Suppose we have a smooth embedding $\gamma:S^1\rightarrow \mathbb R^3$. Then it is clear we can build another embedding $\eta:S^1\rightarrow\mathbb R^3$ disjoint from $\gamma$ such that one piece of a diagram of the link $\gamma\cup\eta$ looks like this

$\hskip2in$

Then $[\eta]$ is a generator of the group $H_1(\mathbb R^3\setminus\gamma)$; this is a standard knot theory fact; see for instance Lickorish's book on knots. We can define the linking number of $\gamma$ with another disjoint oriented knot $K$, by simply defining $Lk(\gamma,K)$ as the interger $n$ such that $[K]=n[\eta]$ in $H_1(\mathbb R^3\setminus\gamma)$. In Lickorish book it is proved that the definition using a diagram and this definition coincide, so in particular it coincides with our definition using the integral in the proposition.

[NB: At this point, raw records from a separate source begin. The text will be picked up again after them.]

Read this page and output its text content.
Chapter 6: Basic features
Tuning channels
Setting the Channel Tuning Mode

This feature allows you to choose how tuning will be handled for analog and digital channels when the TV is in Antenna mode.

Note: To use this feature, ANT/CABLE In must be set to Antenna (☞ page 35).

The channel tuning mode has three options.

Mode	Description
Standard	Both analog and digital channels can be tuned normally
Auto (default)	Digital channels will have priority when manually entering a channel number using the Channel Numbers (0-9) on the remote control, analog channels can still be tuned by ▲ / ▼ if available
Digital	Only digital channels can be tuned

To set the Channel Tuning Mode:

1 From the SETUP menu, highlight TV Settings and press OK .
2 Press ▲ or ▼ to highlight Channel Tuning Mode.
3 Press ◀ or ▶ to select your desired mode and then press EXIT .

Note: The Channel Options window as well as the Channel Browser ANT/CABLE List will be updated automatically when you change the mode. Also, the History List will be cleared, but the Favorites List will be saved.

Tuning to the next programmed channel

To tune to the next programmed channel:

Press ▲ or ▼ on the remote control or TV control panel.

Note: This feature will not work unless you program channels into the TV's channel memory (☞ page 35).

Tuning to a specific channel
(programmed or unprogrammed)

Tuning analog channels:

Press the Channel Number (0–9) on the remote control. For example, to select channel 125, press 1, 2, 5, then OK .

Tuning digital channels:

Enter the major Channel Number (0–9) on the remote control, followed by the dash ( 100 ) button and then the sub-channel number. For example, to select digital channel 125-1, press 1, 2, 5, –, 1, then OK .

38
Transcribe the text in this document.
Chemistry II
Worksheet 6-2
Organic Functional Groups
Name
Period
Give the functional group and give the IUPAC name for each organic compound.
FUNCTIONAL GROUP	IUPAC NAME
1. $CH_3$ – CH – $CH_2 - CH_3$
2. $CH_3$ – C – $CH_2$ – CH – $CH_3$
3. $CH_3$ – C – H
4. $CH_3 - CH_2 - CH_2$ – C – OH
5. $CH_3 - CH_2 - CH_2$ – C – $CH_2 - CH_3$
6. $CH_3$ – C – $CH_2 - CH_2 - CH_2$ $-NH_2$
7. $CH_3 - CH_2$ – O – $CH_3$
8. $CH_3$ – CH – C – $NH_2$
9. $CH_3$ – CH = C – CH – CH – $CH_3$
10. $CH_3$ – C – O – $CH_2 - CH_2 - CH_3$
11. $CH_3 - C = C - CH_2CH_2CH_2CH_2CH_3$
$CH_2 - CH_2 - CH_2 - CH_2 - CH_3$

Fix a $1$-form $\omega$ of $\mathbb R^3\setminus\gamma$ such that $\psi_{\mathbb R^3\setminus\gamma}([\omega])([\eta])=1$. If $K:S^1\rightarrow\mathbb R^3\setminus\gamma$ is a smooth embedding and $n$ is such that $[K]=n[\eta]$ in $H_1(\mathbb R^3\setminus\gamma)$, then $$\int_K\omega=\psi_{\mathbb R^3\setminus\gamma}([\omega])([K])=\psi_{\mathbb R^3\setminus\gamma}([\omega])(n[\eta])=n.$$

Therefore, your definition coincides with the definition using the first homology group of the complement of a knot, and thus coincides with the definition using the integral of our proposition, and thus in turn it coincides with the definition using the degree of the map $F$.